Anti-mullerian (AMH)

This hormone is produced in the granulosa cells in a woman’s ovarian follicles and is a marker for the number of available oocytes, which are cells that participate in the formation of an egg.  AMH does not change during the menstrual cycle and can be tested at any time of the cycle. (1)

Gonadotropin-Releasing Hormone (GnRH)

GnRH hormone is produced and secreted by specialised nerve cells in the hypothalamus of the brain.  GnRH is carried from the brain to the pituitary gland, where it stimulates the production of follicle stimulating hormone (FSH) and luteinising hormone (LH), which allow the testes and ovaries to act on their respective reproductive functions.

Follicle-stimulating hormone (FSH)

FSH is produced and released by your pituitary gland.  FSH plays a role in sexual development and reproduction.  This hormone stimulates the maturation of the Graafian follicles in the ovary in women and in men, it stimulates spermatogenesis in the testicles.  In the second and third trimesters of pregnancy, the fetus’ pituitary gland releases FSH and luteinizing hormone (LH).  During puberty, FSH and LH work together so that the testes produce testosterone in boys and the ovaries produce oestrogen in girls. (2)
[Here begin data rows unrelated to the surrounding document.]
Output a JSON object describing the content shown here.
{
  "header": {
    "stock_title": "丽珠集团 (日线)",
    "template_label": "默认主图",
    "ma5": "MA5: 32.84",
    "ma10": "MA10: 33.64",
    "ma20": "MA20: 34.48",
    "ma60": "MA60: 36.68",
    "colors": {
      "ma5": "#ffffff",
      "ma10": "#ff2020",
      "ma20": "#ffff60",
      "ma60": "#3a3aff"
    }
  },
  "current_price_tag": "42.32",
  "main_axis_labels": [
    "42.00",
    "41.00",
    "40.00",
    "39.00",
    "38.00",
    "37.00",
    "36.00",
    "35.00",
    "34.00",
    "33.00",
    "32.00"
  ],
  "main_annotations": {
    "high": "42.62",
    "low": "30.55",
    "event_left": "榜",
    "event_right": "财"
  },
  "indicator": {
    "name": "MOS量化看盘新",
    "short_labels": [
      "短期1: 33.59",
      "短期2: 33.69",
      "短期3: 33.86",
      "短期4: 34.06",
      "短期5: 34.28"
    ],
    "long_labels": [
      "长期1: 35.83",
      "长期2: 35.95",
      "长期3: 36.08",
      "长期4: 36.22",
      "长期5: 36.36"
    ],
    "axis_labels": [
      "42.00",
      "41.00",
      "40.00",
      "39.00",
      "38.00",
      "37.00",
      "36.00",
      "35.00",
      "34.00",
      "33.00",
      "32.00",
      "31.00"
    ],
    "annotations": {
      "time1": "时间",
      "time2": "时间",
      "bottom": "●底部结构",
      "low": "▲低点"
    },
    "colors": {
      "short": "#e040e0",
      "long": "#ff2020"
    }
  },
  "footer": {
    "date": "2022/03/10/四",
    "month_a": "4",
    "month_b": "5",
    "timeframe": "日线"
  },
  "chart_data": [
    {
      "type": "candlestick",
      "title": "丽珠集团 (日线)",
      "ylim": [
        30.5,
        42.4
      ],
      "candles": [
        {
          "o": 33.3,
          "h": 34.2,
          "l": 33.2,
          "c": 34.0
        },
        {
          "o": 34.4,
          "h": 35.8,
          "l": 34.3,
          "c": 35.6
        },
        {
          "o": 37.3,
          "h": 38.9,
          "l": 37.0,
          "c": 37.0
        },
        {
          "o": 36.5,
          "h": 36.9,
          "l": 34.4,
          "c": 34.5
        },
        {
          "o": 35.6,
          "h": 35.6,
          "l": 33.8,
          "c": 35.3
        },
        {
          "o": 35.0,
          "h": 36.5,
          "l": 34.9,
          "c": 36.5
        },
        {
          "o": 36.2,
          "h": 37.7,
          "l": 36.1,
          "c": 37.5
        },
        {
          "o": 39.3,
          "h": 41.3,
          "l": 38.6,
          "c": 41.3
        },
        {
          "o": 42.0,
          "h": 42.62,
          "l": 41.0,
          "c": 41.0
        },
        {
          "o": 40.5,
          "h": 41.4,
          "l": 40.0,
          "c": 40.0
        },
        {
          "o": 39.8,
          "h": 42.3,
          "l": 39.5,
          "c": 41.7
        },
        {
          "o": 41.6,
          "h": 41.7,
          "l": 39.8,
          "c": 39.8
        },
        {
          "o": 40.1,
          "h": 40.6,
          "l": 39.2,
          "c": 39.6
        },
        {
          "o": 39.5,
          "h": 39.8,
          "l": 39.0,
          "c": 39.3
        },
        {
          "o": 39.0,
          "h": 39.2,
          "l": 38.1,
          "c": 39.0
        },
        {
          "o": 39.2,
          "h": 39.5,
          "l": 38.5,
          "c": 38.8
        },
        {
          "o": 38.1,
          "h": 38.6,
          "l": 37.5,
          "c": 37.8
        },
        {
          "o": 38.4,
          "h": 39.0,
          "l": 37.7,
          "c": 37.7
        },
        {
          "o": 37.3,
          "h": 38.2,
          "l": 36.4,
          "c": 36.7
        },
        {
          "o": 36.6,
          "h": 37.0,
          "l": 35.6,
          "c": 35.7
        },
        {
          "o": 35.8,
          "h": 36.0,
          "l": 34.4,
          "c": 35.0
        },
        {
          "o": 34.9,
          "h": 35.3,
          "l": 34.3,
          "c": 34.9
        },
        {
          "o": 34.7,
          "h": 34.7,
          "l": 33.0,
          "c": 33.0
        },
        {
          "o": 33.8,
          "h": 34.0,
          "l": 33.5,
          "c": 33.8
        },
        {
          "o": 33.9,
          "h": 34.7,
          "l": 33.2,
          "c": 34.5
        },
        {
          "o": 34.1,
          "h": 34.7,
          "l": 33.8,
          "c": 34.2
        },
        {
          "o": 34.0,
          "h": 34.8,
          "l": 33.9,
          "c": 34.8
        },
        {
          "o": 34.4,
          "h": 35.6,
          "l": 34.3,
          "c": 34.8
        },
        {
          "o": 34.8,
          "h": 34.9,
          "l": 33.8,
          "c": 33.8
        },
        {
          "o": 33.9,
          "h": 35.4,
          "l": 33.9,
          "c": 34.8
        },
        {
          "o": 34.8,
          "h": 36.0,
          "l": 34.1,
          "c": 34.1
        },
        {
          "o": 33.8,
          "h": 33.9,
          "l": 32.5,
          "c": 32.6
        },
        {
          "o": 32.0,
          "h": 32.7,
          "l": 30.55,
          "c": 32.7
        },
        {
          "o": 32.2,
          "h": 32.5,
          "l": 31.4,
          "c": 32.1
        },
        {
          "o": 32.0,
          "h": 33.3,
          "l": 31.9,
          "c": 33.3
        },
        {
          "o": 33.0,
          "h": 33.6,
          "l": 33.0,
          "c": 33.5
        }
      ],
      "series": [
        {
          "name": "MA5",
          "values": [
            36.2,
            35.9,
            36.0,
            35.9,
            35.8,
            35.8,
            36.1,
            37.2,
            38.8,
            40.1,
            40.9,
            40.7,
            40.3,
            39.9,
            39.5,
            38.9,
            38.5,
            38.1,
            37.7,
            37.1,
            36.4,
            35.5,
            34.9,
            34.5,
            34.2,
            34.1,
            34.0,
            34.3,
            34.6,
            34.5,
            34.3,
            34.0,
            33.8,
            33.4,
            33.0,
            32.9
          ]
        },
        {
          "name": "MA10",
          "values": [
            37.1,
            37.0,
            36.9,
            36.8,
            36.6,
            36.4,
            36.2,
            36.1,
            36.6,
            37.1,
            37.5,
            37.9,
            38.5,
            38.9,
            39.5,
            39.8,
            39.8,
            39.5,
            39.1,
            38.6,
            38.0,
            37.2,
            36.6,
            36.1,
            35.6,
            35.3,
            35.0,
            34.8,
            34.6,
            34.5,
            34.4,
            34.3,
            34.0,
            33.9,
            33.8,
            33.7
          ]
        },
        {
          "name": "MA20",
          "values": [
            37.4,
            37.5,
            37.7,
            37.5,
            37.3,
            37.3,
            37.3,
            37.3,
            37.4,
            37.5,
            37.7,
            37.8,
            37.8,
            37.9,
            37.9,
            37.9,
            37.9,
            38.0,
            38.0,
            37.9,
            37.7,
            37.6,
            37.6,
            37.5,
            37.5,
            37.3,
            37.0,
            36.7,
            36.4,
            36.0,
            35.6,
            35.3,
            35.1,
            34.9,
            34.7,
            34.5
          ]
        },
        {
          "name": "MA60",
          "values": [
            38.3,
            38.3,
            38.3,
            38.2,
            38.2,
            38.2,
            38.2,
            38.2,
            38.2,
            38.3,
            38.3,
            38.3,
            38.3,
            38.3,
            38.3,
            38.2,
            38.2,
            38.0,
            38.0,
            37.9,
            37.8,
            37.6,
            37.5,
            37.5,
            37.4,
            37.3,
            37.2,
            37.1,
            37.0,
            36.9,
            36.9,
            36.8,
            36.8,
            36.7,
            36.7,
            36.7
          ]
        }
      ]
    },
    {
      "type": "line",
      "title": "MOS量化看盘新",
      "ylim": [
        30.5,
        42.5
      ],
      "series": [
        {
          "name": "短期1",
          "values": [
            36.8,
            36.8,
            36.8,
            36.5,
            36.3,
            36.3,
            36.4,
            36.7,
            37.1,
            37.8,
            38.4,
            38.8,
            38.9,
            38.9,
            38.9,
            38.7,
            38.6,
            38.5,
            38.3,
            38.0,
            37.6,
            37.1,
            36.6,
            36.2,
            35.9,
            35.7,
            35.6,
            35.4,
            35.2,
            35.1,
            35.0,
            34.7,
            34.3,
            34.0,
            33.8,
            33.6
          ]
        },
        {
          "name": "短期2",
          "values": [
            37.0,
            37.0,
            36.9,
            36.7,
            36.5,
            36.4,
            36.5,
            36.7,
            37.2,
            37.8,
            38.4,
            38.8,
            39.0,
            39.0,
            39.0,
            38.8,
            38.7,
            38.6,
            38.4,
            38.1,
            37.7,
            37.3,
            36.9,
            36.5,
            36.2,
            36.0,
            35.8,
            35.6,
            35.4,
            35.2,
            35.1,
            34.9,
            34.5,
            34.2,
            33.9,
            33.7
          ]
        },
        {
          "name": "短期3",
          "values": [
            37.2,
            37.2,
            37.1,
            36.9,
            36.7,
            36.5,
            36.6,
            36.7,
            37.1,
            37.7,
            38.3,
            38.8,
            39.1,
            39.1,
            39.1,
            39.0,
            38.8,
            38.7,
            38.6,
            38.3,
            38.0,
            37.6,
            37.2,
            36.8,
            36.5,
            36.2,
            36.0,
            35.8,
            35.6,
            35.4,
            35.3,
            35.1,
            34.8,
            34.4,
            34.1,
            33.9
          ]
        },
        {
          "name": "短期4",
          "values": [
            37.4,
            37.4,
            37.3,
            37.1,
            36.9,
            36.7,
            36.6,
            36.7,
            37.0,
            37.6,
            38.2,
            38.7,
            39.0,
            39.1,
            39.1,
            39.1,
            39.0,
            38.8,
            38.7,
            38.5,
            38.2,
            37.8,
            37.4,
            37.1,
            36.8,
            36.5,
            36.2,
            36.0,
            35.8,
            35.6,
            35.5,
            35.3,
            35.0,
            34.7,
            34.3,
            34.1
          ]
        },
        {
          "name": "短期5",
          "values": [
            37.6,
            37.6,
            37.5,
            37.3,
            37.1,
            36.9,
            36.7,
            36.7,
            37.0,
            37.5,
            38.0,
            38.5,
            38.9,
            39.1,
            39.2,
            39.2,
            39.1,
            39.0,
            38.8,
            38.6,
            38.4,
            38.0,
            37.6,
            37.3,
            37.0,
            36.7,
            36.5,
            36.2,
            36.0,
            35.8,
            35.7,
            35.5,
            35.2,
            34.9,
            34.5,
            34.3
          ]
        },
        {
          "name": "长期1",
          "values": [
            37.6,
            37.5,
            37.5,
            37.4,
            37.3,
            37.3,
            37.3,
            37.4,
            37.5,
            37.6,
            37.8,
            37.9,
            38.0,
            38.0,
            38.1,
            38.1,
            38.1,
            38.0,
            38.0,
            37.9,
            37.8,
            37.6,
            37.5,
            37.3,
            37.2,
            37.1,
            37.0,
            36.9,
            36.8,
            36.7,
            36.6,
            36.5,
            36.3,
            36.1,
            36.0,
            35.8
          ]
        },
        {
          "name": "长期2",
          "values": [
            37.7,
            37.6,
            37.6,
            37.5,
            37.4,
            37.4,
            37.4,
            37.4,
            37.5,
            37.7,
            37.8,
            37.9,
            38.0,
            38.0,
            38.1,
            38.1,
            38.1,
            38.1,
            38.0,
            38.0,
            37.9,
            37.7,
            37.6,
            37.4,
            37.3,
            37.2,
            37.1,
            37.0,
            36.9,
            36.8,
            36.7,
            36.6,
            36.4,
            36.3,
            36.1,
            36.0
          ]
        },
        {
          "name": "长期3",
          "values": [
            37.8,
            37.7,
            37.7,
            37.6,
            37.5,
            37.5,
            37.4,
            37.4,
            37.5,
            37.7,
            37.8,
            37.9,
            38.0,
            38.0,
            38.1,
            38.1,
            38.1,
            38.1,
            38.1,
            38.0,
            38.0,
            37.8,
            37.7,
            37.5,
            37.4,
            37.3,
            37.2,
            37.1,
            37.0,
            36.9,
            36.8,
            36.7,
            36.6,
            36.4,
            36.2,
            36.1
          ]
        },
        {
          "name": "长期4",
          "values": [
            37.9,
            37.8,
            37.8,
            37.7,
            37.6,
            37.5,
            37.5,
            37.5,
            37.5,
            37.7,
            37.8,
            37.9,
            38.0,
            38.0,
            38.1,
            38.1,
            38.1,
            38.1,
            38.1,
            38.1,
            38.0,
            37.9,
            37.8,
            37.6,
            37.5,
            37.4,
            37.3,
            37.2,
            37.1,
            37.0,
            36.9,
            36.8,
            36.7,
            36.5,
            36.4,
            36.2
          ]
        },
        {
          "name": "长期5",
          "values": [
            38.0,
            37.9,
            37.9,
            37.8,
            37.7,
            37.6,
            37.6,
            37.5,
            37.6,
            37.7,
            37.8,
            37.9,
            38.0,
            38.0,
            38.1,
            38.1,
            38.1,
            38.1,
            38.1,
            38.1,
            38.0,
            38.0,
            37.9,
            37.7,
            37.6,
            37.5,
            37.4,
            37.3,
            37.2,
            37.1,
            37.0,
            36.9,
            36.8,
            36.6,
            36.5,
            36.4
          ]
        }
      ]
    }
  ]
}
Human placental lactogen (hPL)

hPL is a hormone produced by the placenta when a woman is pregnant.  hPL can alter the metabolism of women during pregnancy allowing nutrients to reach the fetus.  It also helps with insulin sensitivity and prepares the body for breastfeeding. hPL is also called human chorionic somatomammotropin (HCS).  A low level of hPL might mean risk of miscarriage, pre-eclampsia or problems within the placenta or fetal growth.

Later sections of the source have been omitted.